The pariah entity will be the Russian State Research Institute of Organic Chemistry and Technology in Moscow, the US newspaper added.
If confirmed, that would see the EU strike higher up the chain of command than it did in previous chemical weapons cases.
The last time, in July, the EU blacklisted four Russian military intelligence officers for trying to hack the Organisation for the Prohibition of Chemical Weapons in The Hague.
Prior to that, EU states expelled mid-level Russian diplomats over a nerve poison attack in the UK.
And, if confirmed, the Bortnikov and Kremlin-aide listings would underline EU accusations that the attempted assassination of Navalny was ordered at the highest levels.
But they would, in any case, have a more political than operational value, as Bortnikov, the big fish, has already been under EU sanctions since 2014 over Russia's invasion of Ukraine.
It would be "more symbolic, to show the EU holds him [Bortnikov] responsible for Navalny as well," an EU diplomat said.
"Nobody raised any objections" to the new listings on Wednesday, another EU diplomat said.
The Russian foreign minister, Sergei Lavrov, the same day, promised to strike back.
"We will respond proportionately. Yes, it is the established diplomatic practice. The response will be diplomatic," he said on Russian radio.

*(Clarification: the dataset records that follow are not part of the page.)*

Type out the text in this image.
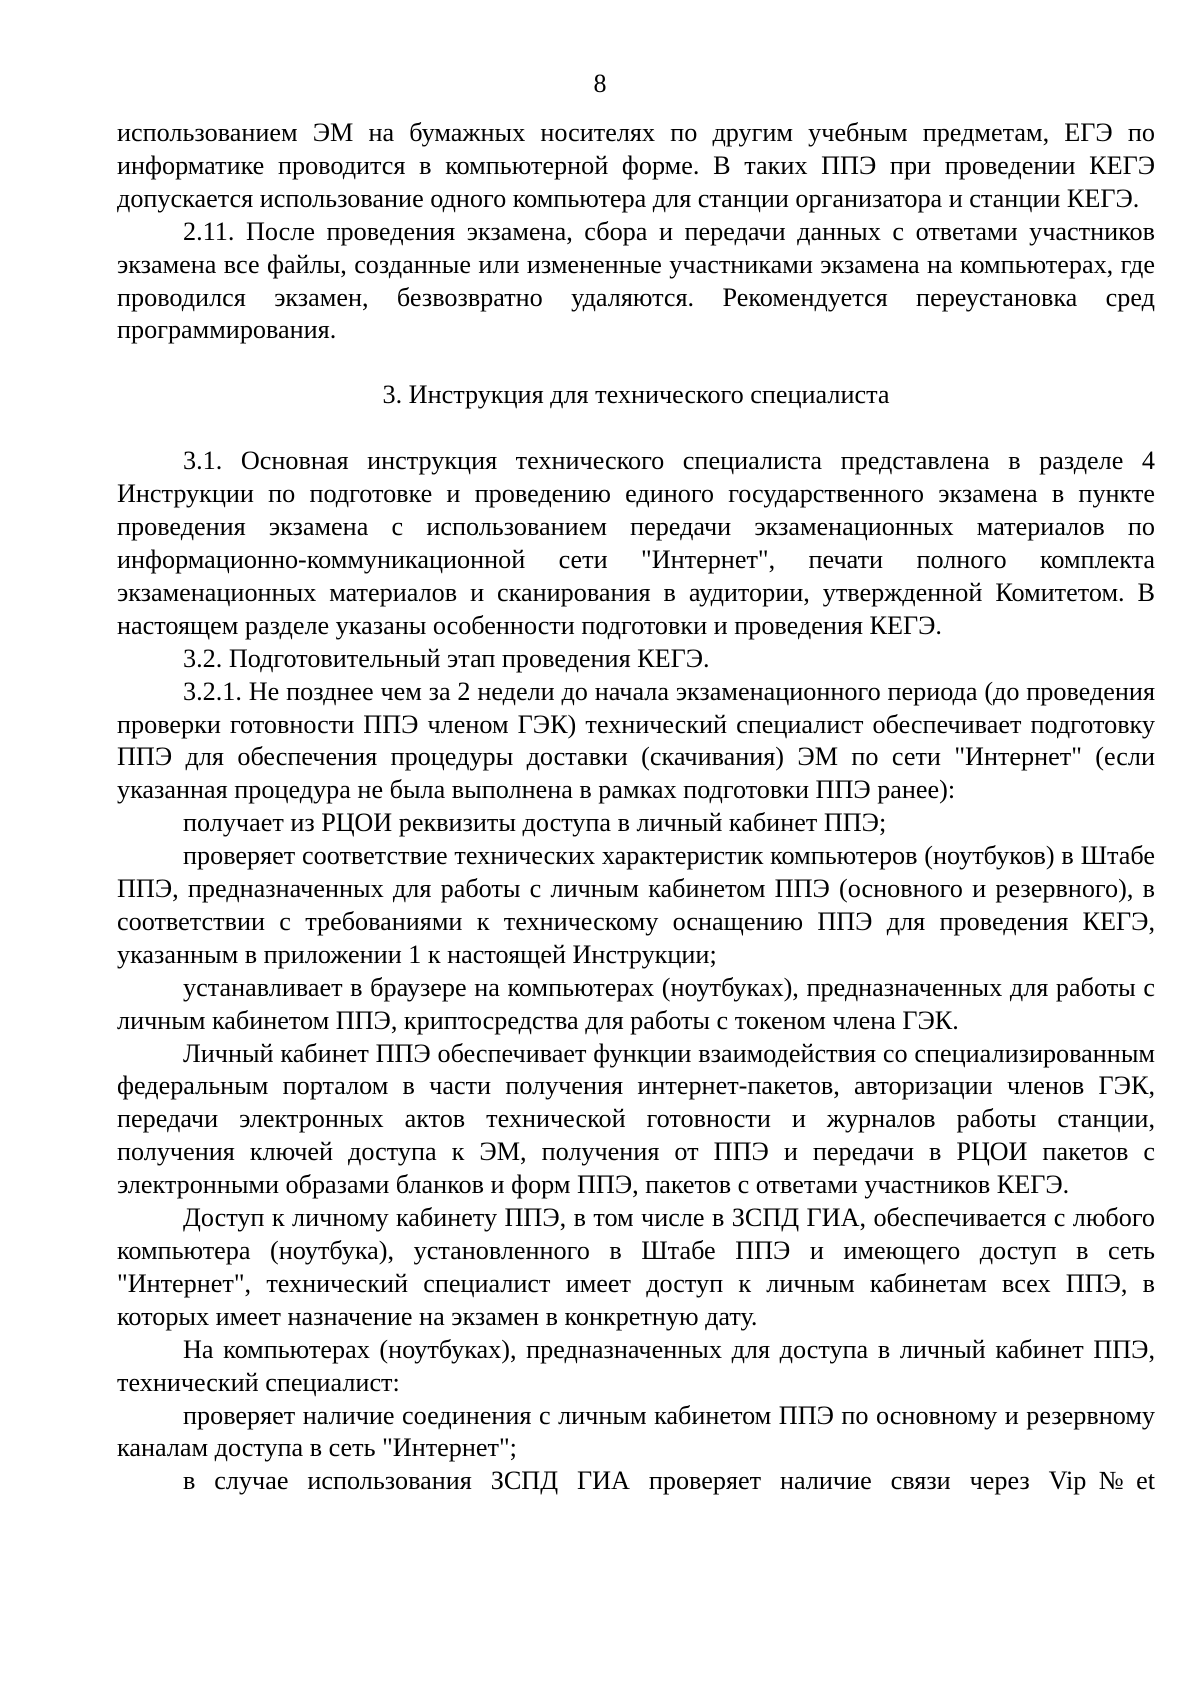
8

использованием ЭМ на бумажных носителях по другим учебным предметам, ЕГЭ по информатике проводится в компьютерной форме. В таких ППЭ при проведении КЕГЭ допускается использование одного компьютера для станции организатора и станции КЕГЭ.

2.11. После проведения экзамена, сбора и передачи данных с ответами участников экзамена все файлы, созданные или измененные участниками экзамена на компьютерах, где проводился экзамен, безвозвратно удаляются. Рекомендуется переустановка сред программирования.

3. Инструкция для технического специалиста

3.1. Основная инструкция технического специалиста представлена в разделе 4 Инструкции по подготовке и проведению единого государственного экзамена в пункте проведения экзамена с использованием передачи экзаменационных материалов по информационно-коммуникационной сети "Интернет", печати полного комплекта экзаменационных материалов и сканирования в аудитории, утвержденной Комитетом. В настоящем разделе указаны особенности подготовки и проведения КЕГЭ.

3.2. Подготовительный этап проведения КЕГЭ.

3.2.1. Не позднее чем за 2 недели до начала экзаменационного периода (до проведения проверки готовности ППЭ членом ГЭК) технический специалист обеспечивает подготовку ППЭ для обеспечения процедуры доставки (скачивания) ЭМ по сети "Интернет" (если указанная процедура не была выполнена в рамках подготовки ППЭ ранее):

получает из РЦОИ реквизиты доступа в личный кабинет ППЭ;

проверяет соответствие технических характеристик компьютеров (ноутбуков) в Штабе ППЭ, предназначенных для работы с личным кабинетом ППЭ (основного и резервного), в соответствии с требованиями к техническому оснащению ППЭ для проведения КЕГЭ, указанным в приложении 1 к настоящей Инструкции;

устанавливает в браузере на компьютерах (ноутбуках), предназначенных для работы с личным кабинетом ППЭ, криптосредства для работы с токеном члена ГЭК.

Личный кабинет ППЭ обеспечивает функции взаимодействия со специализированным федеральным порталом в части получения интернет-пакетов, авторизации членов ГЭК, передачи электронных актов технической готовности и журналов работы станции, получения ключей доступа к ЭМ, получения от ППЭ и передачи в РЦОИ пакетов с электронными образами бланков и форм ППЭ, пакетов с ответами участников КЕГЭ.

Доступ к личному кабинету ППЭ, в том числе в ЗСПД ГИА, обеспечивается с любого компьютера (ноутбука), установленного в Штабе ППЭ и имеющего доступ в сеть "Интернет", технический специалист имеет доступ к личным кабинетам всех ППЭ, в которых имеет назначение на экзамен в конкретную дату.

На компьютерах (ноутбуках), предназначенных для доступа в личный кабинет ППЭ, технический специалист:

проверяет наличие соединения с личным кабинетом ППЭ по основному и резервному каналам доступа в сеть "Интернет";

в случае использования ЗСПД ГИА проверяет наличие связи через Vip№et
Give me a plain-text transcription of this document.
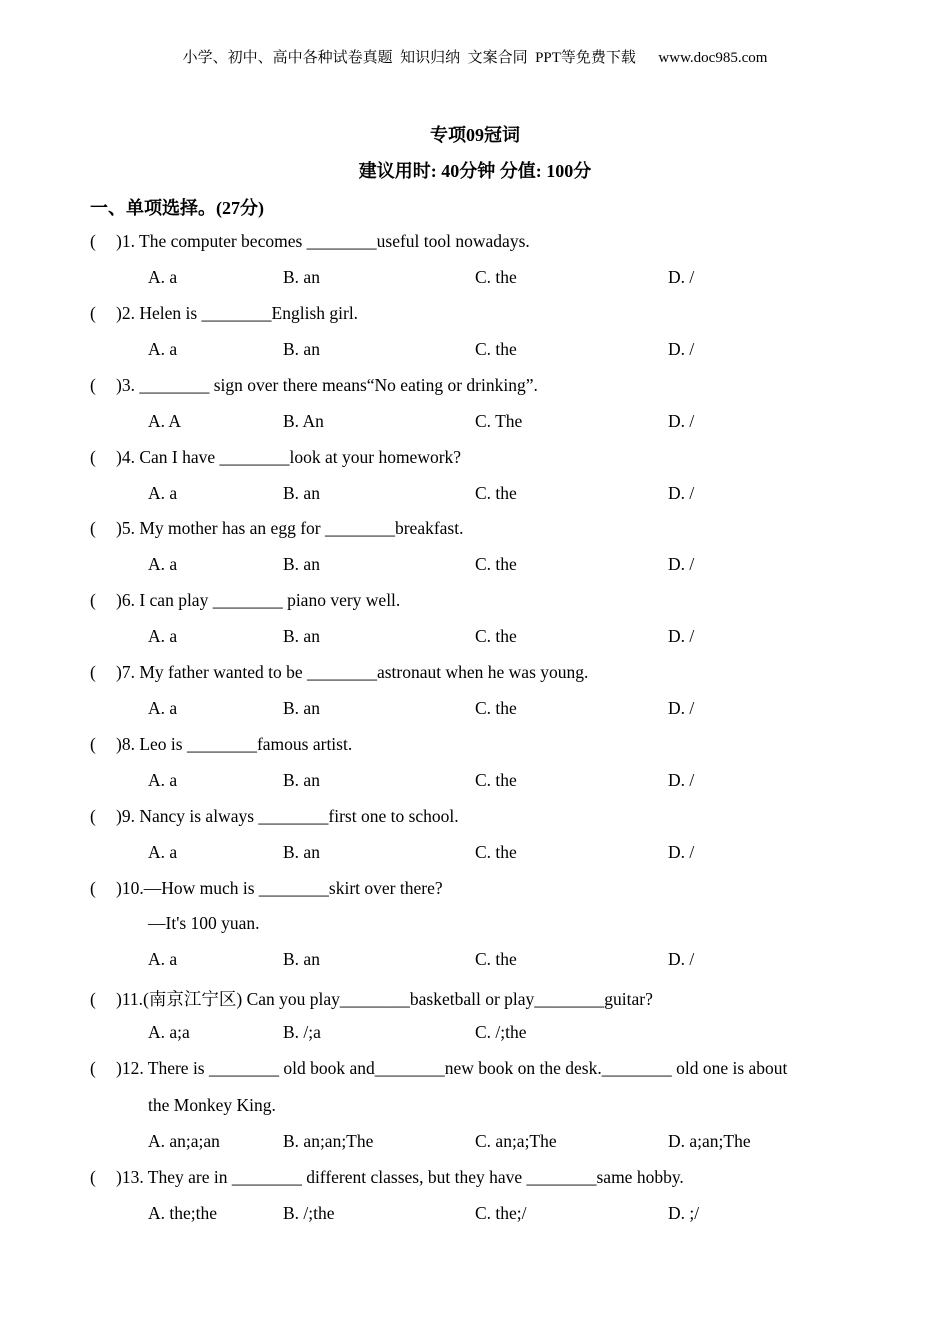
小学、初中、高中各种试卷真题  知识归纳  文案合同  PPT等免费下载      www.doc985.com
专项09冠词
建议用时: 40分钟 分值: 100分
一、单项选择。(27分)
( )1. The computer becomes ________useful tool nowadays.
A. a	B. an	C. the	D. /
( )2. Helen is ________English girl.
A. a	B. an	C. the	D. /
( )3. ________ sign over there means“No eating or drinking”.
A. A	B. An	C. The	D. /
( )4. Can I have ________look at your homework?
A. a	B. an	C. the	D. /
( )5. My mother has an egg for ________breakfast.
A. a	B. an	C. the	D. /
( )6. I can play ________ piano very well.
A. a	B. an	C. the	D. /
( )7. My father wanted to be ________astronaut when he was young.
A. a	B. an	C. the	D. /
( )8. Leo is ________famous artist.
A. a	B. an	C. the	D. /
( )9. Nancy is always ________first one to school.
A. a	B. an	C. the	D. /
( )10.—How much is ________skirt over there?
—It's 100 yuan.
A. a	B. an	C. the	D. /
( )11.(南京江宁区) Can you play________basketball or play________guitar?
A. a;a	B. /;a	C. /;the
( )12. There is ________ old book and________new book on the desk.________ old one is about
the Monkey King.
A. an;a;an	B. an;an;The	C. an;a;The	D. a;an;The
( )13. They are in ________ different classes, but they have ________same hobby.
A. the;the	B. /;the	C. the;/	D. ;/
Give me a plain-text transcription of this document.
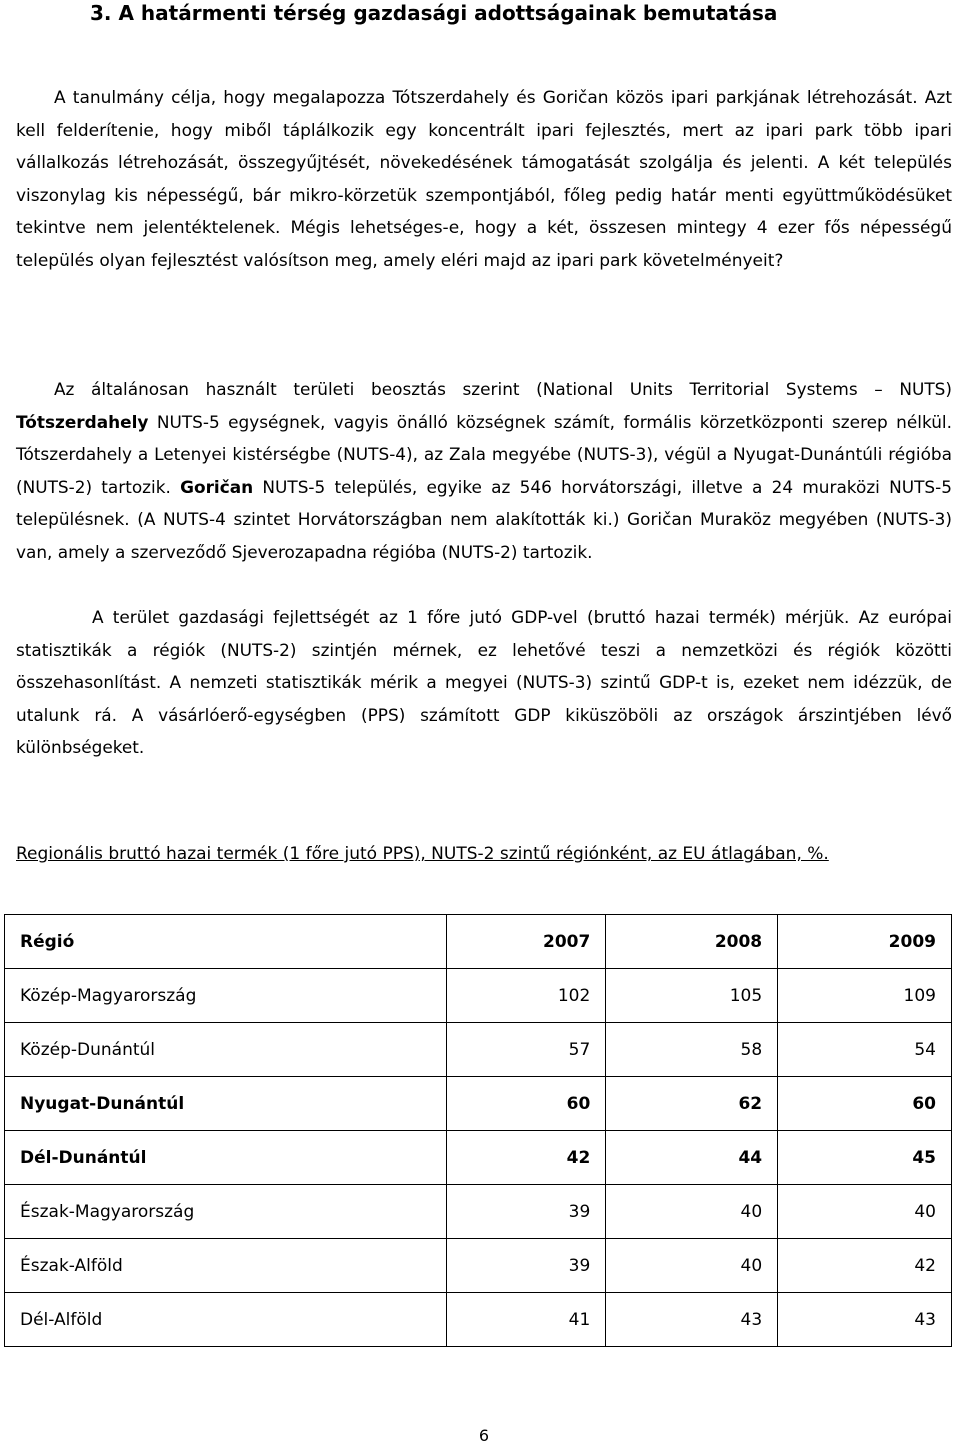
3. A határmenti térség gazdasági adottságainak bemutatása

A tanulmány célja, hogy megalapozza Tótszerdahely és Goričan közös ipari parkjának létrehozását. Azt kell felderítenie, hogy miből táplálkozik egy koncentrált ipari fejlesztés, mert az ipari park több ipari vállalkozás létrehozását, összegyűjtését, növekedésének támogatását szolgálja és jelenti. A két település viszonylag kis népességű, bár mikro-körzetük szempontjából, főleg pedig határ menti együttműködésüket tekintve nem jelentéktelenek. Mégis lehetséges-e, hogy a két, összesen mintegy 4 ezer fős népességű település olyan fejlesztést valósítson meg, amely eléri majd az ipari park követelményeit?

Az általánosan használt területi beosztás szerint (National Units Territorial Systems – NUTS) Tótszerdahely NUTS-5 egységnek, vagyis önálló községnek számít, formális körzetközponti szerep nélkül. Tótszerdahely a Letenyei kistérségbe (NUTS-4), az Zala megyébe (NUTS-3), végül a Nyugat-Dunántúli régióba (NUTS-2) tartozik. Goričan NUTS-5 település, egyike az 546 horvátországi, illetve a 24 muraközi NUTS-5 településnek. (A NUTS-4 szintet Horvátországban nem alakították ki.) Goričan Muraköz megyében (NUTS-3) van, amely a szerveződő Sjeverozapadna régióba (NUTS-2) tartozik.

A terület gazdasági fejlettségét az 1 főre jutó GDP-vel (bruttó hazai termék) mérjük. Az európai statisztikák a régiók (NUTS-2) szintjén mérnek, ez lehetővé teszi a nemzetközi és régiók közötti összehasonlítást. A nemzeti statisztikák mérik a megyei (NUTS-3) szintű GDP-t is, ezeket nem idézzük, de utalunk rá. A vásárlóerő-egységben (PPS) számított GDP kiküszöböli az országok árszintjében lévő különbségeket.

Regionális bruttó hazai termék (1 főre jutó PPS), NUTS-2 szintű régiónként, az EU átlagában, %.
Régió	2007	2008	2009
Közép-Magyarország	102	105	109
Közép-Dunántúl	57	58	54
Nyugat-Dunántúl	60	62	60
Dél-Dunántúl	42	44	45
Észak-Magyarország	39	40	40
Észak-Alföld	39	40	42
Dél-Alföld	41	43	43
6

The EU was acting out of "susceptibility to Russophobic tendencies, which the Americans seek to impose in Europe, in order to discourage Europe from Russian gas, Russian military products", Lavrov said.
Russia wanted a "constructive dialogue based on mutual respect" with Europe, Kremlin spokesman Dmitry Peskov also said on Wednesday.
"But, you know ... one can't tango alone," he added.
The tone was milder than one day earlier, when Russia had threatened to freeze diplomatic contacts with top EU officials.
"We probably simply have to temporarily stop talking to those people in the West who are responsible for foreign policy and don't understand the need for mutually respectful dialogue," Lavrov had told a congress in Moscow on Tuesday.
"Russia wants to understand whether it's possible to do any business with the EU in the current conditions," he also said.